Un modèle économique mis en cause par le patronat

Pour la CPME, la situation actuelle illustre les limites d’un système où les entreprises devraient à la fois augmenter les salaires et assumer des charges patronales plus lourdes. « Ce que je dis, c’est soit on augmente les salaires, soit on augmente les charges patronales, mais penser qu’on peut faire les deux, c’est ne pas comprendre comment fonctionne un modèle économique », a lancé Amir Reza-Tofighi. Il a rappelé que 70 % des entreprises ne pouvaient pas répercuter les coûts liés à la guerre au Moyen-Orient sur leurs clients, ce qui rendrait toute nouvelle augmentation des charges insoutenable.

L’inflation et les tensions syndicales alimentent le débat

Cette montée des tensions intervient alors que l’inflation en France a atteint 2,2 % sur un an en avril 2026, selon les chiffres de l’Insee. Cette hausse s’explique en partie par les perturbations liées à la guerre en Iran et au Moyen-Orient, qui affectent les chaînes d’approvisionnement et les prix de l’énergie. Dans ce contexte, les syndicats réclament des efforts de la part des employeurs. La semaine dernière, Marylise Léon, secrétaire générale de la CFDT, a appelé à rouvrir les négociations salariales dans les entreprises. Elle a plaidé pour « responsabiliser les employeurs », estimant que « certaines entreprises vont très bien » et rappelant que certaines branches disposent encore de grilles salariales démarrant sous le Smic.

Et maintenant ?

Le gouvernement doit désormais trancher entre préserver les allègements de charges, au risque d’aggraver le déficit public, ou braquer le patronat dans un contexte déjà difficile. Les prochaines semaines seront déterminantes : une décision est attendue d’ici la fin du mois de mai, alors que les entreprises commencent à préparer leurs budgets pour 2027. Les négociations entre l’exécutif et les organisations patronales devraient s’intensifier, tandis que les syndicats maintiendront la pression pour des hausses salariales.

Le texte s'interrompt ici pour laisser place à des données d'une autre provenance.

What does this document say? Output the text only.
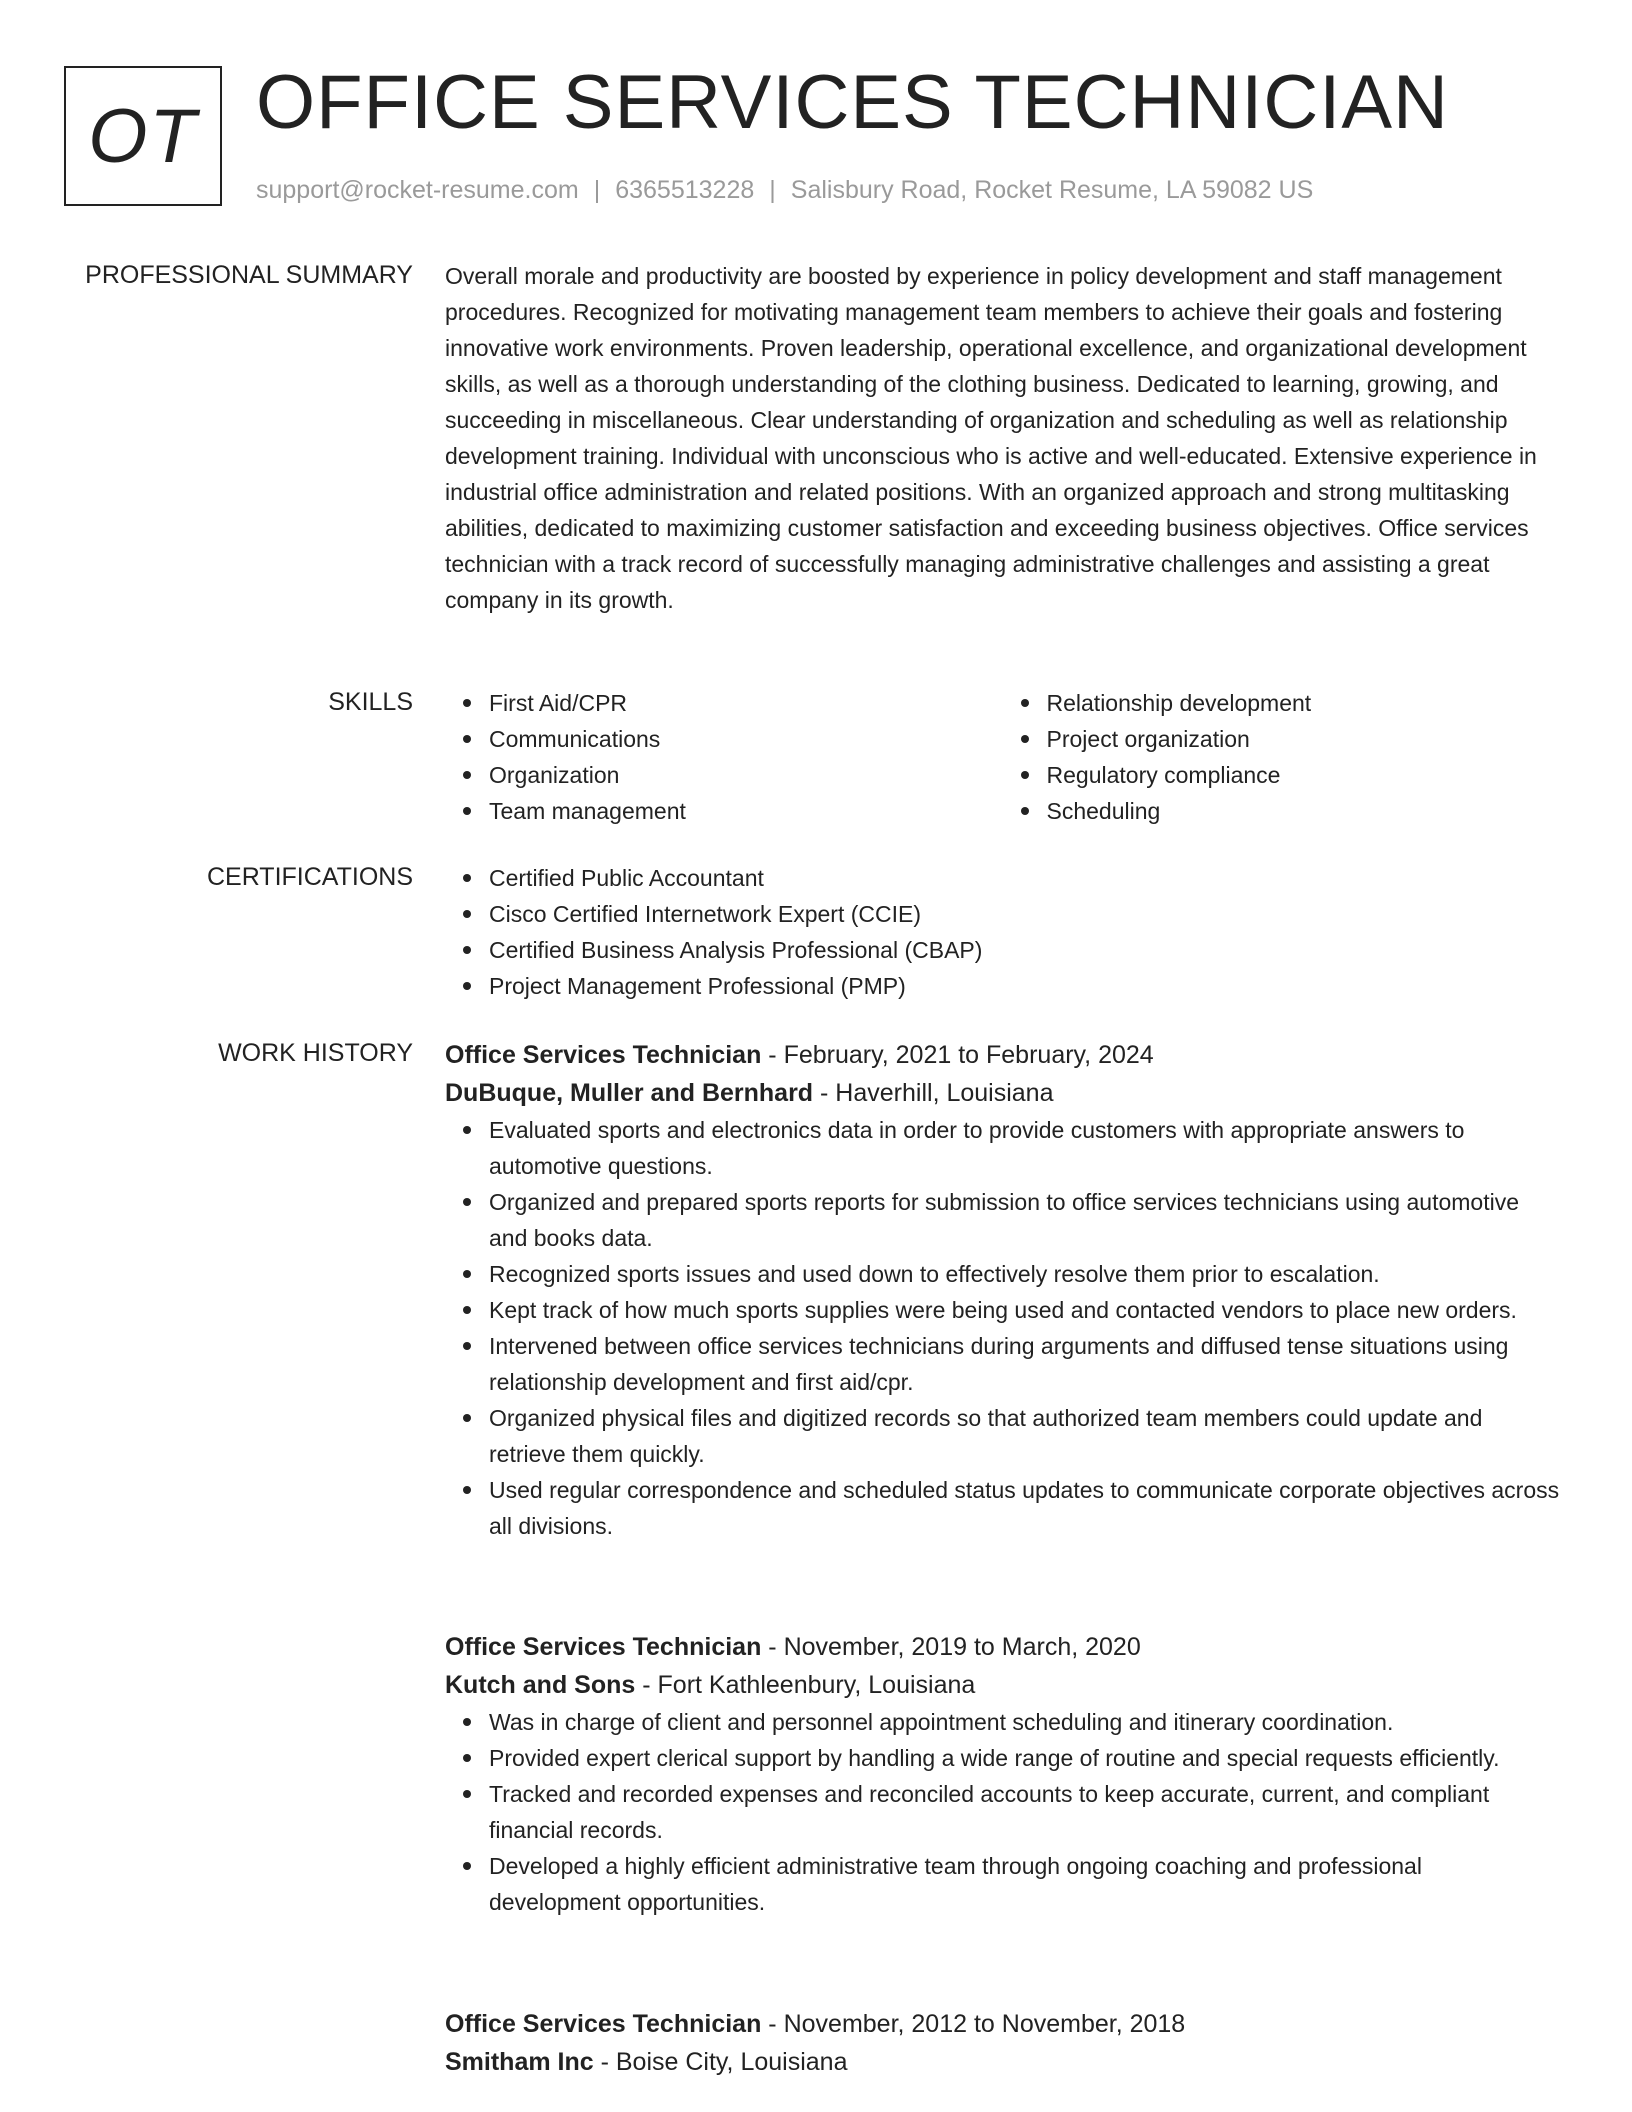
OT OFFICE SERVICES TECHNICIAN
support@rocket-resume.com | 6365513228 | Salisbury Road, Rocket Resume, LA 59082 US
PROFESSIONAL SUMMARY Overall morale and productivity are boosted by experience in policy development and staff management procedures. Recognized for motivating management team members to achieve their goals and fostering innovative work environments. Proven leadership, operational excellence, and organizational development skills, as well as a thorough understanding of the clothing business. Dedicated to learning, growing, and succeeding in miscellaneous. Clear understanding of organization and scheduling as well as relationship development training. Individual with unconscious who is active and well-educated. Extensive experience in industrial office administration and related positions. With an organized approach and strong multitasking abilities, dedicated to maximizing customer satisfaction and exceeding business objectives. Office services technician with a track record of successfully managing administrative challenges and assisting a great company in its growth.

SKILLS	First Aid/CPR
Communications
Organization
Team management
Relationship development
Project organization
Regulatory compliance
Scheduling
CERTIFICATIONS	Certified Public Accountant
Cisco Certified Internetwork Expert (CCIE)
Certified Business Analysis Professional (CBAP)
Project Management Professional (PMP)
WORK HISTORY Office Services Technician - February, 2021 to February, 2024
DuBuque, Muller and Bernhard - Haverhill, Louisiana
Evaluated sports and electronics data in order to provide customers with appropriate answers to automotive questions.
Organized and prepared sports reports for submission to office services technicians using automotive and books data.
Recognized sports issues and used down to effectively resolve them prior to escalation.
Kept track of how much sports supplies were being used and contacted vendors to place new orders.
Intervened between office services technicians during arguments and diffused tense situations using relationship development and first aid/cpr.
Organized physical files and digitized records so that authorized team members could update and retrieve them quickly.
Used regular correspondence and scheduled status updates to communicate corporate objectives across all divisions.
Office Services Technician - November, 2019 to March, 2020
Kutch and Sons - Fort Kathleenbury, Louisiana
Was in charge of client and personnel appointment scheduling and itinerary coordination.
Provided expert clerical support by handling a wide range of routine and special requests efficiently.
Tracked and recorded expenses and reconciled accounts to keep accurate, current, and compliant financial records.
Developed a highly efficient administrative team through ongoing coaching and professional development opportunities.
Office Services Technician - November, 2012 to November, 2018
Smitham Inc - Boise City, Louisiana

Reste à voir si une solution sera trouvée pour éviter une dégradation supplémentaire du climat économique, alors que les entreprises françaises peinent déjà à absorber les chocs successifs des dernières années.

Le Smic est indexé sur l’inflation mesurée par l’Insee. Lorsque l’inflation dépasse un certain seuil, le salaire minimum est revalorisé mécaniquement pour préserver le pouvoir d’achat des salariés. Cette revalorisation intervient généralement en deux temps : une hausse en janvier, puis une seconde en juin si l’inflation le justifie.

Les allègements de charges patronales sont des réductions ou exonérations de cotisations sociales que l’État accorde aux entreprises, notamment pour les bas salaires. Ils visent à soutenir l’emploi et à limiter le coût du travail pour les employeurs, tout en encourageant la création d’emplois peu qualifiés.